Présentation de Pier-Pascale Boulanger

Je suis professeure titulaire au Département d’études françaises de l’Université Concordia, à Montréal. J’enseigne la traduction dans les domaines économique, financier, juridique et littéraire. Pendant mes études supérieures, j’ai travaillé à titre de traductrice à la Financière Manuvie dans le domaine des assurances, lequel a alimenté, par osmose inverse, ma thèse de doctorat sur les théories postmodernes de la traduction.

Il faut croire que la crise financière de 2007-2008 m’a vraiment impressionnée, car j’ai quitté mes axes de recherche en traduction littéraire (voir plus bas) pour me lancer dans l’étude des textes journalistiques qui racontent la finance. En fait, ce sont les étudiants du cours de traduction juridique et commerciale, que je donne depuis mon embauche à Concordia, qui m’ont mise sur cette piste. Confrontés aux textes d’actualité à traduire, ils ont eu l’heur de me demander : « Madame, c’est quoi cette histoire de subprimes… comment ça se traduit? » Quelle excellente question! Merci de l’avoir posée.

Me voici donc riche d’un projet de recherche qui m’a amenée à créer l’Observatoire du discours financier en traduction avec l’aide inestimable de Figura et du laboratoire NT2. L’Observatoire scrute la presse canadienne généraliste, examinant les manières dont elle présente (et construit) les réalités financières depuis 2001 pour ses publics francophones et anglophones, mais je vous laisse lire l’énoncé d’intention qui fédère les membres de l’équipe.

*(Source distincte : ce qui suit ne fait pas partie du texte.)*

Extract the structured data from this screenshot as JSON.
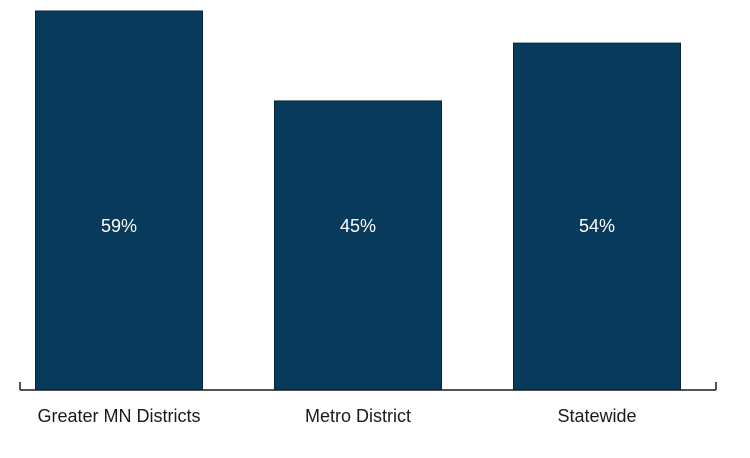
{
  "chart_data": {
    "type": "bar",
    "categories": [
      "Greater MN Districts",
      "Metro District",
      "Statewide"
    ],
    "values": [
      59,
      45,
      54
    ],
    "data_labels": [
      "59%",
      "45%",
      "54%"
    ],
    "ylim": [
      0,
      59
    ],
    "grid": false,
    "legend": "none",
    "title": "",
    "xlabel": "",
    "ylabel": "",
    "colors": {
      "bar": "#083a5c",
      "bar_edge": "#04263d",
      "axis": "#1a1a1a",
      "data_label": "#ffffff",
      "category_label": "#1a1a1a"
    }
  }
}
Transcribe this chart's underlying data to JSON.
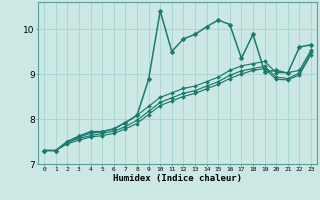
{
  "xlabel": "Humidex (Indice chaleur)",
  "bg_color": "#cce8e4",
  "grid_color": "#a8d4cf",
  "line_color": "#1a7a6e",
  "xlim": [
    -0.5,
    23.5
  ],
  "ylim": [
    7.0,
    10.6
  ],
  "yticks": [
    7,
    8,
    9,
    10
  ],
  "xticks": [
    0,
    1,
    2,
    3,
    4,
    5,
    6,
    7,
    8,
    9,
    10,
    11,
    12,
    13,
    14,
    15,
    16,
    17,
    18,
    19,
    20,
    21,
    22,
    23
  ],
  "lines": [
    [
      7.3,
      7.3,
      7.5,
      7.62,
      7.72,
      7.72,
      7.78,
      7.92,
      8.08,
      8.88,
      10.4,
      9.5,
      9.78,
      9.88,
      10.05,
      10.2,
      10.1,
      9.35,
      9.88,
      9.05,
      9.08,
      9.02,
      9.6,
      9.65
    ],
    [
      7.3,
      7.3,
      7.5,
      7.6,
      7.68,
      7.72,
      7.78,
      7.92,
      8.08,
      8.28,
      8.48,
      8.58,
      8.68,
      8.73,
      8.83,
      8.93,
      9.08,
      9.18,
      9.23,
      9.28,
      9.03,
      9.03,
      9.08,
      9.53
    ],
    [
      7.3,
      7.3,
      7.48,
      7.57,
      7.63,
      7.68,
      7.73,
      7.83,
      7.97,
      8.17,
      8.37,
      8.47,
      8.57,
      8.63,
      8.73,
      8.83,
      8.97,
      9.07,
      9.12,
      9.17,
      8.93,
      8.9,
      9.02,
      9.48
    ],
    [
      7.3,
      7.3,
      7.45,
      7.53,
      7.6,
      7.63,
      7.68,
      7.78,
      7.9,
      8.1,
      8.3,
      8.4,
      8.5,
      8.57,
      8.67,
      8.77,
      8.9,
      9.0,
      9.08,
      9.12,
      8.88,
      8.87,
      8.98,
      9.43
    ]
  ]
}
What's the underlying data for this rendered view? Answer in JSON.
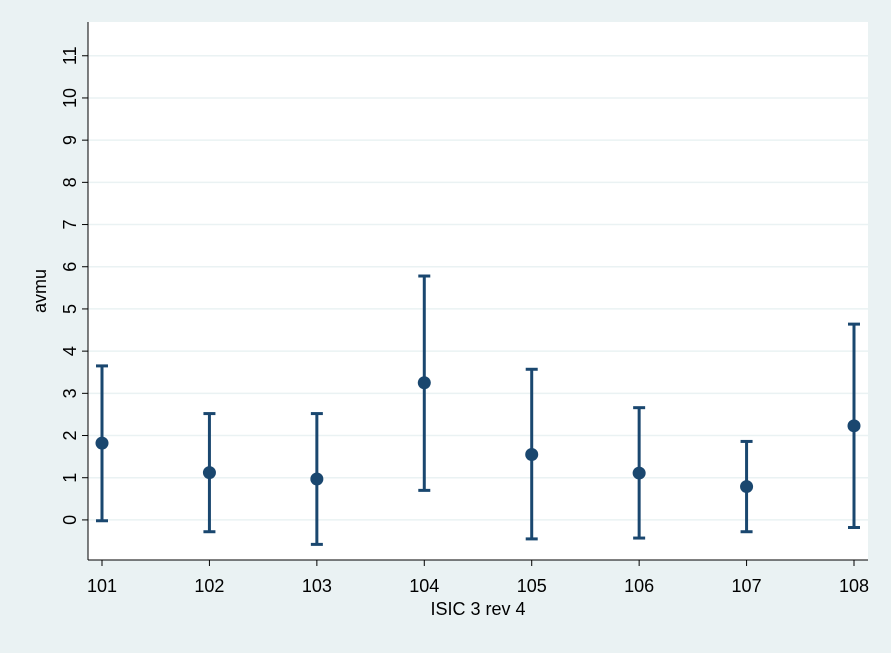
{
  "chart_data": {
    "type": "scatter",
    "title": "",
    "xlabel": "ISIC 3 rev 4",
    "ylabel": "avmu",
    "x_ticks": [
      "101",
      "102",
      "103",
      "104",
      "105",
      "106",
      "107",
      "108"
    ],
    "y_ticks": [
      "0",
      "1",
      "2",
      "3",
      "4",
      "5",
      "6",
      "7",
      "8",
      "9",
      "10",
      "11"
    ],
    "xlim": [
      101,
      108
    ],
    "ylim": [
      -0.95,
      11.8
    ],
    "grid": "horizontal",
    "series": [
      {
        "x": [
          101,
          102,
          103,
          104,
          105,
          106,
          107,
          108
        ],
        "values": [
          1.82,
          1.12,
          0.97,
          3.25,
          1.55,
          1.11,
          0.79,
          2.23
        ],
        "upper": [
          3.65,
          2.52,
          2.52,
          5.78,
          3.57,
          2.66,
          1.86,
          4.64
        ],
        "lower": [
          -0.02,
          -0.28,
          -0.58,
          0.7,
          -0.45,
          -0.43,
          -0.28,
          -0.18
        ]
      }
    ],
    "colors": {
      "marker": "#1a476f",
      "plot_bg": "#ffffff",
      "outer_bg": "#eaf2f3",
      "grid": "#eaf2f3",
      "axis": "#000000"
    }
  }
}
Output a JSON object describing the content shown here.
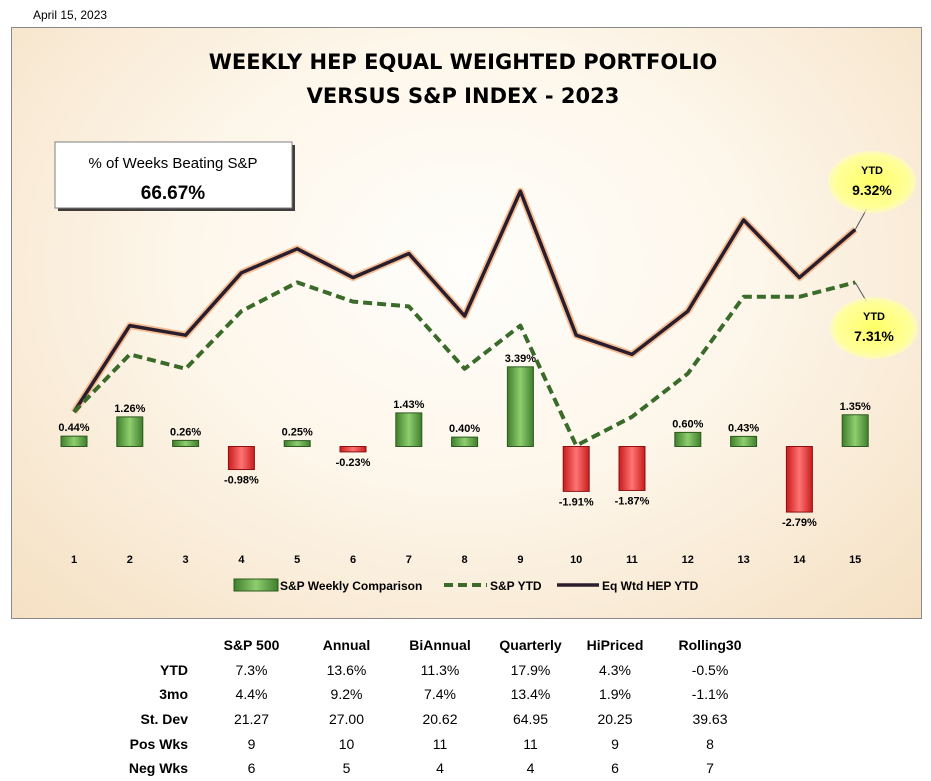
{
  "date": "April 15, 2023",
  "chart_data": {
    "type": "bar+line",
    "title_line1": "WEEKLY HEP EQUAL WEIGHTED PORTFOLIO",
    "title_line2": "VERSUS S&P INDEX - 2023",
    "categories": [
      "1",
      "2",
      "3",
      "4",
      "5",
      "6",
      "7",
      "8",
      "9",
      "10",
      "11",
      "12",
      "13",
      "14",
      "15"
    ],
    "series": [
      {
        "name": "S&P Weekly Comparison",
        "type": "bar",
        "values": [
          0.44,
          1.26,
          0.26,
          -0.98,
          0.25,
          -0.23,
          1.43,
          0.4,
          3.39,
          -1.91,
          -1.87,
          0.6,
          0.43,
          -2.79,
          1.35
        ],
        "labels": [
          "0.44%",
          "1.26%",
          "0.26%",
          "-0.98%",
          "0.25%",
          "-0.23%",
          "1.43%",
          "0.40%",
          "3.39%",
          "-1.91%",
          "-1.87%",
          "0.60%",
          "0.43%",
          "-2.79%",
          "1.35%"
        ],
        "pos_color": "#4e9a3a",
        "neg_color": "#e8312f"
      },
      {
        "name": "S&P YTD",
        "type": "line",
        "style": "dashed",
        "color": "#3a6b2a",
        "values": [
          0.5,
          1.7,
          1.4,
          2.6,
          3.2,
          2.8,
          2.7,
          1.4,
          2.3,
          -0.2,
          0.4,
          1.3,
          2.9,
          2.9,
          3.2
        ]
      },
      {
        "name": "Eq Wtd HEP YTD",
        "type": "line",
        "style": "solid",
        "color": "#2a1e2e",
        "glow": "#f4b183",
        "values": [
          0.5,
          2.3,
          2.1,
          3.4,
          3.9,
          3.3,
          3.8,
          2.5,
          5.1,
          2.1,
          1.7,
          2.6,
          4.5,
          3.3,
          4.3
        ]
      }
    ],
    "ylim": [
      -4.0,
      6.0
    ],
    "legend": "bottom",
    "callout_box": {
      "label": "% of Weeks Beating S&P",
      "value": "66.67%"
    },
    "annotations": [
      {
        "label": "YTD",
        "value": "9.32%",
        "series": "Eq Wtd HEP YTD"
      },
      {
        "label": "YTD",
        "value": "7.31%",
        "series": "S&P YTD"
      }
    ]
  },
  "stats": {
    "headers": [
      "",
      "S&P 500",
      "Annual",
      "BiAnnual",
      "Quarterly",
      "HiPriced",
      "Rolling30"
    ],
    "rows": [
      {
        "label": "YTD",
        "values": [
          "7.3%",
          "13.6%",
          "11.3%",
          "17.9%",
          "4.3%",
          "-0.5%"
        ]
      },
      {
        "label": "3mo",
        "values": [
          "4.4%",
          "9.2%",
          "7.4%",
          "13.4%",
          "1.9%",
          "-1.1%"
        ]
      },
      {
        "label": "St. Dev",
        "values": [
          "21.27",
          "27.00",
          "20.62",
          "64.95",
          "20.25",
          "39.63"
        ]
      },
      {
        "label": "Pos Wks",
        "values": [
          "9",
          "10",
          "11",
          "11",
          "9",
          "8"
        ]
      },
      {
        "label": "Neg Wks",
        "values": [
          "6",
          "5",
          "4",
          "4",
          "6",
          "7"
        ]
      }
    ]
  }
}
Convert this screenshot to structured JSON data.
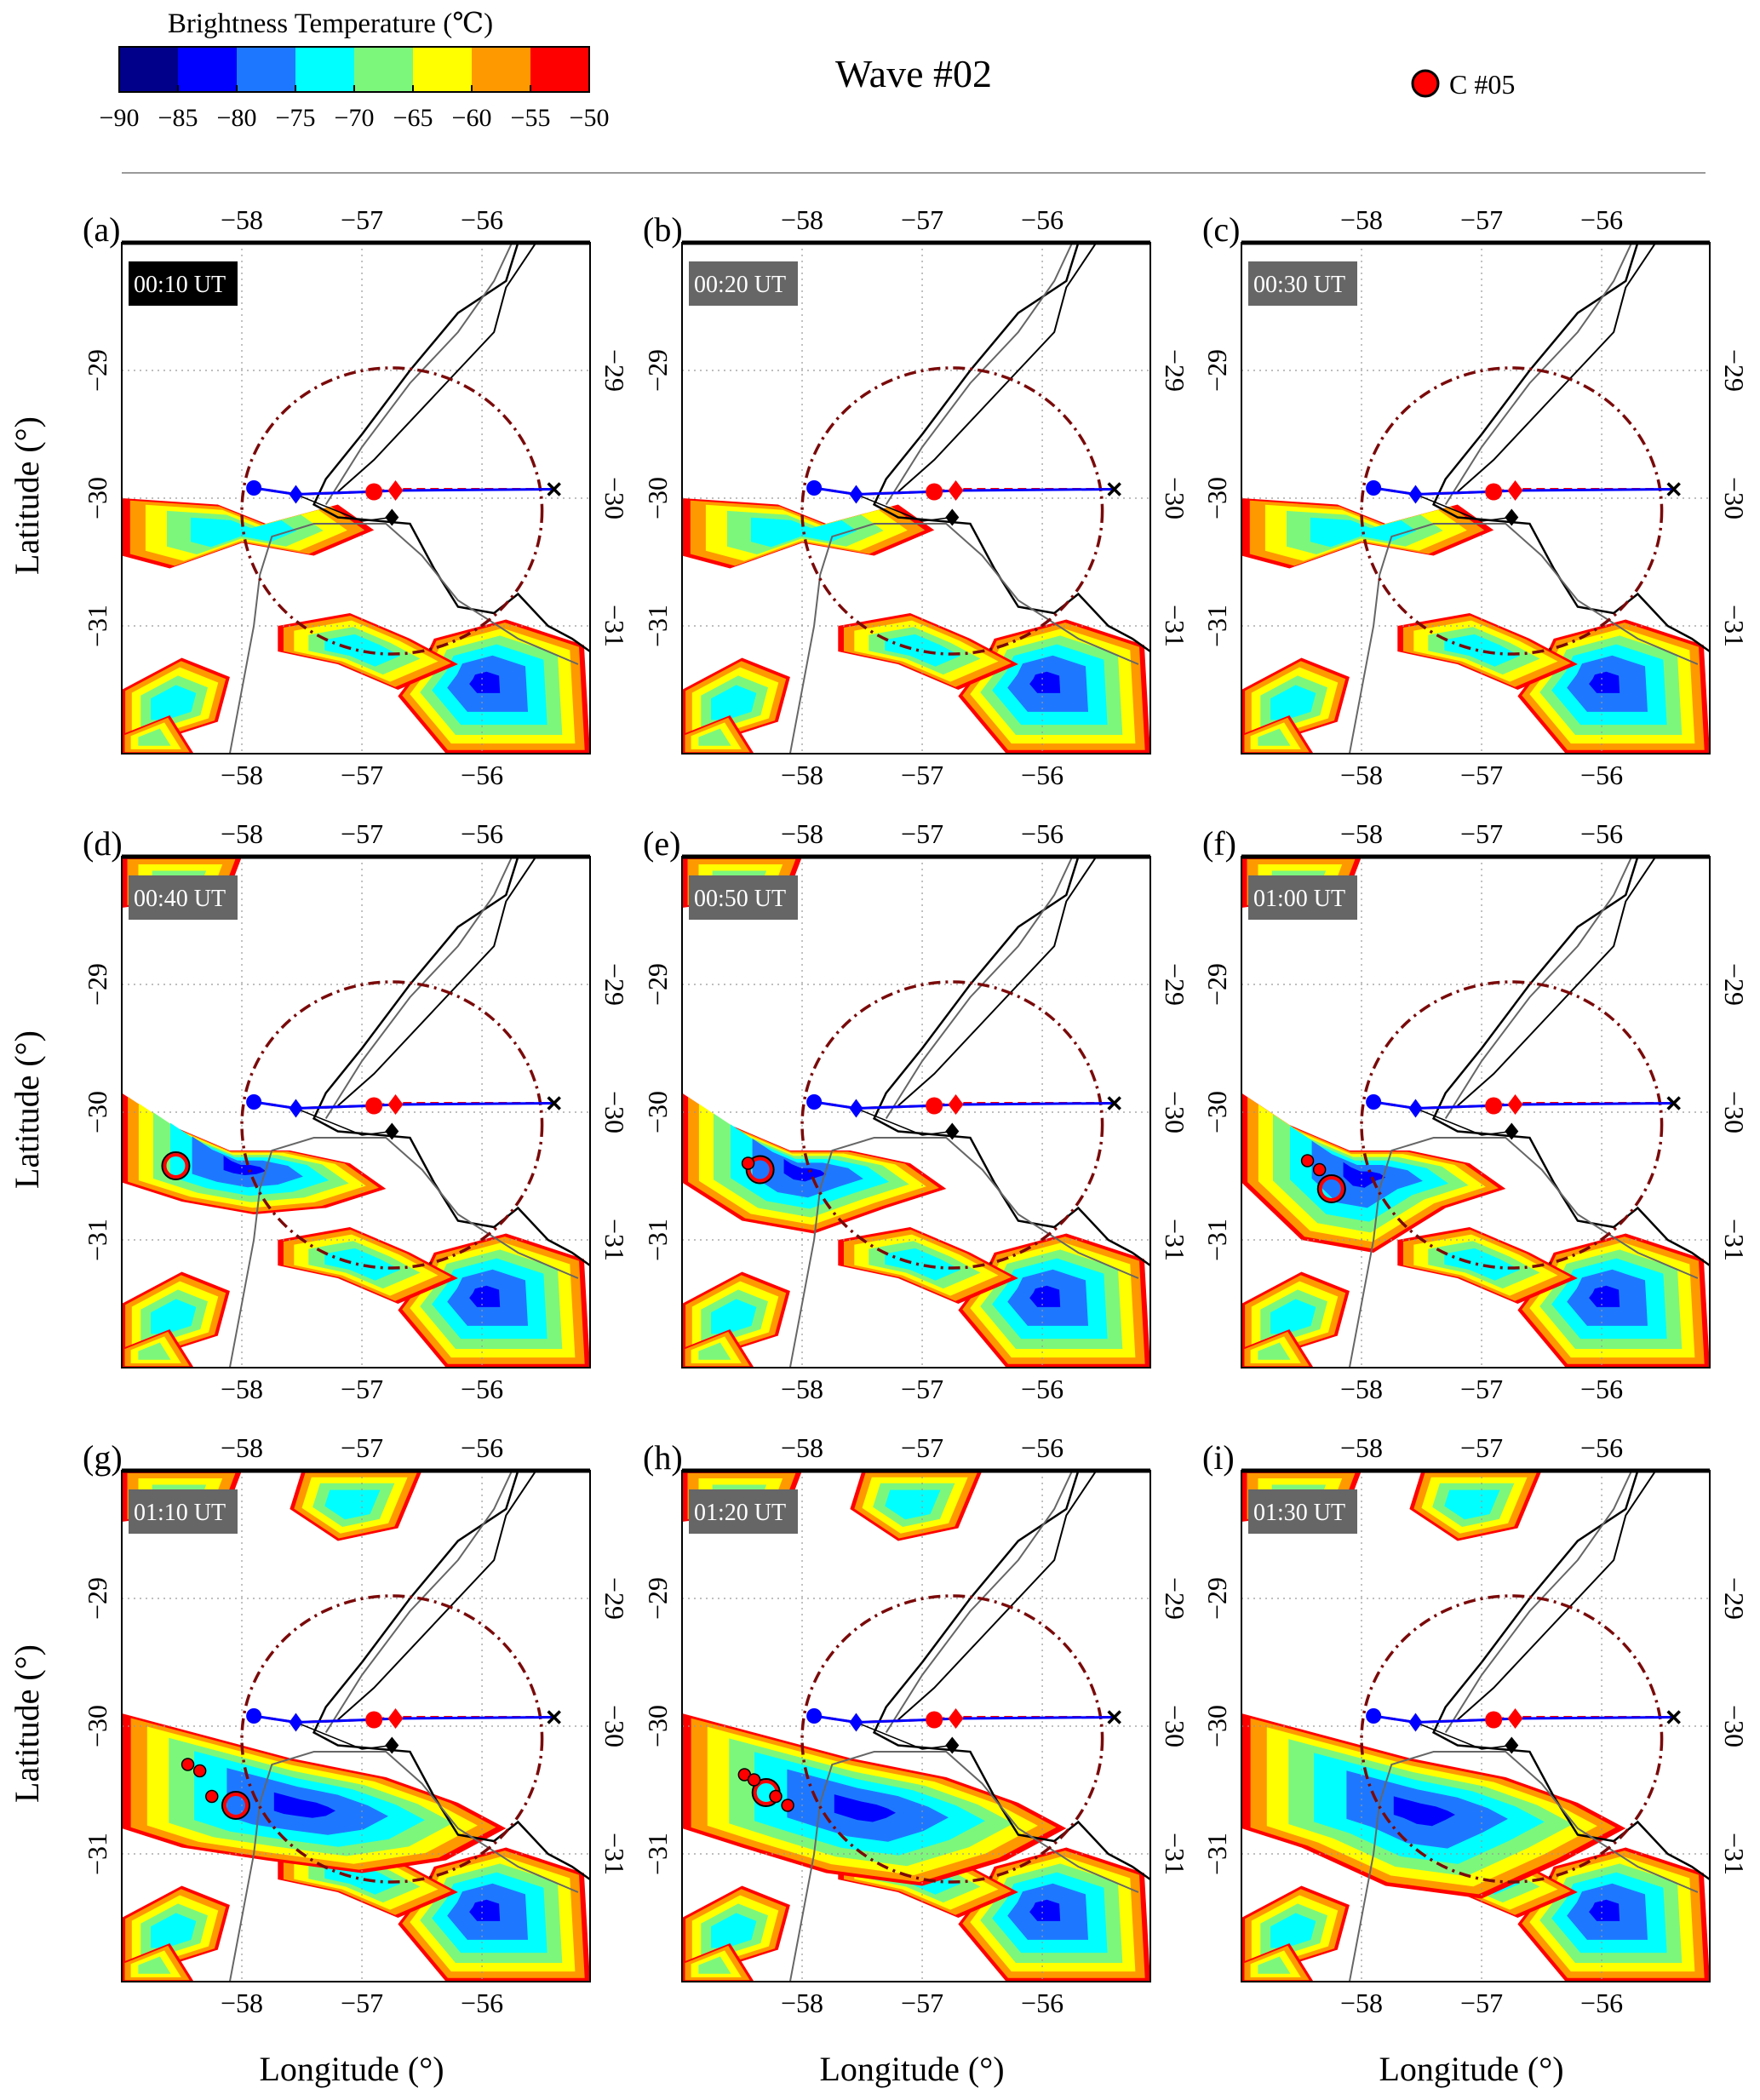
{
  "figure": {
    "title": "Wave #02",
    "colorbar": {
      "title": "Brightness Temperature (℃)",
      "ticks": [
        "−90",
        "−85",
        "−80",
        "−75",
        "−70",
        "−65",
        "−60",
        "−55",
        "−50"
      ],
      "colors": [
        "#00008b",
        "#0000ff",
        "#1e78ff",
        "#00ffff",
        "#7cf77c",
        "#ffff00",
        "#ff9900",
        "#ff0000"
      ],
      "range": [
        -90,
        -50
      ]
    },
    "legend": {
      "label": "C #05",
      "marker_color": "#ff0000"
    },
    "axes": {
      "xlabel": "Longitude (°)",
      "ylabel": "Latitude (°)",
      "lon_ticks": [
        "−58",
        "−57",
        "−56"
      ],
      "lat_ticks": [
        "−29",
        "−30",
        "−31"
      ],
      "lon_range": [
        -59.0,
        -55.1
      ],
      "lat_range": [
        -32.0,
        -28.0
      ]
    },
    "colors": {
      "circle": "#7a0a0a",
      "track_blue": "#0000ff",
      "track_red": "#ff0000",
      "coast": "#000000",
      "border": "#666666"
    },
    "panels": [
      {
        "letter": "(a)",
        "time": "00:10 UT",
        "label_bg": "#000000",
        "cells": []
      },
      {
        "letter": "(b)",
        "time": "00:20 UT",
        "label_bg": "#666666",
        "cells": []
      },
      {
        "letter": "(c)",
        "time": "00:30 UT",
        "label_bg": "#666666",
        "cells": []
      },
      {
        "letter": "(d)",
        "time": "00:40 UT",
        "label_bg": "#666666",
        "cells": [
          {
            "lon": -58.55,
            "lat": -30.42,
            "big": true
          }
        ]
      },
      {
        "letter": "(e)",
        "time": "00:50 UT",
        "label_bg": "#666666",
        "cells": [
          {
            "lon": -58.35,
            "lat": -30.45,
            "big": true
          },
          {
            "lon": -58.45,
            "lat": -30.4,
            "big": false
          }
        ]
      },
      {
        "letter": "(f)",
        "time": "01:00 UT",
        "label_bg": "#666666",
        "cells": [
          {
            "lon": -58.25,
            "lat": -30.6,
            "big": true
          },
          {
            "lon": -58.45,
            "lat": -30.38,
            "big": false
          },
          {
            "lon": -58.35,
            "lat": -30.45,
            "big": false
          }
        ]
      },
      {
        "letter": "(g)",
        "time": "01:10 UT",
        "label_bg": "#666666",
        "cells": [
          {
            "lon": -58.05,
            "lat": -30.62,
            "big": true
          },
          {
            "lon": -58.45,
            "lat": -30.3,
            "big": false
          },
          {
            "lon": -58.35,
            "lat": -30.35,
            "big": false
          },
          {
            "lon": -58.25,
            "lat": -30.55,
            "big": false
          }
        ]
      },
      {
        "letter": "(h)",
        "time": "01:20 UT",
        "label_bg": "#666666",
        "cells": [
          {
            "lon": -58.3,
            "lat": -30.52,
            "big": true
          },
          {
            "lon": -58.48,
            "lat": -30.38,
            "big": false
          },
          {
            "lon": -58.4,
            "lat": -30.42,
            "big": false
          },
          {
            "lon": -58.22,
            "lat": -30.55,
            "big": false
          },
          {
            "lon": -58.12,
            "lat": -30.62,
            "big": false
          }
        ]
      },
      {
        "letter": "(i)",
        "time": "01:30 UT",
        "label_bg": "#666666",
        "cells": []
      }
    ]
  }
}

Avant l’Observatoire, j’ai exploré diverses pistes de recherche en traduction littéraire, fascinée ou peut-être inquiétée par l’idée selon laquelle l’être humain est produit par le langage davantage qu’il ne le produit. C’est Freud qui a dit ça. J’ai publié un article rapprochant la psychanalyse et la traduction littéraire autour d’un même impératif : se mettre à l’écoute du corps de la parole dans le langage.  

Mais avant ça, il y a eu Henri Meschonnic, dont une des idées phares demeure toujours pour moi génératrice de questions, à savoir que la dernière chose qui compte dans le langage, c’est le sens. Il entend par là que la manière de dire est aussi, voire plus, importante que ce qui est dit. Mon enseignement de la traduction littéraire est fondé sur ce théorème. Fait curieux, l’œuvre de ce linguiste, poète, auteur et traducteur pourtant prolifique n’a pas pris racine aux États-Unis. Aussi, je me suis intéressée à ce cas de non-traduction dans un article, mais j’ai préféré joindre le geste à la parole et j’ai traduit un de ses essais vers l’anglais : Ethics and Politics of Translating. Il semble qu’il soit lu dans certains cours de traduction littéraire. Selon d’autres échos, mon texte aurait l’air d’une traduction. Ça tombe bien, c’en est une.  

Une autre traduction qui en est une : De perte en fils, l’histoire d’un Juif ayant immigré à Montréal dans les années 1930 et que j’avais lue dans un cours de littérature canadienne-anglaise au baccalauréat en traduction. Je crois avoir bien cerné ce qui m’avait marquée dans ce roman et que je résume comme suit en quatrième de couverture : « De Juif hassidique à pimp, un personnage qu’il vous plaira de haïr. »

En bref, qu’il s’agisse de lire et traduire des textes financiers ou littéraires, je cherche autant à comprendre ce que les textes disent que ce qu’ils font.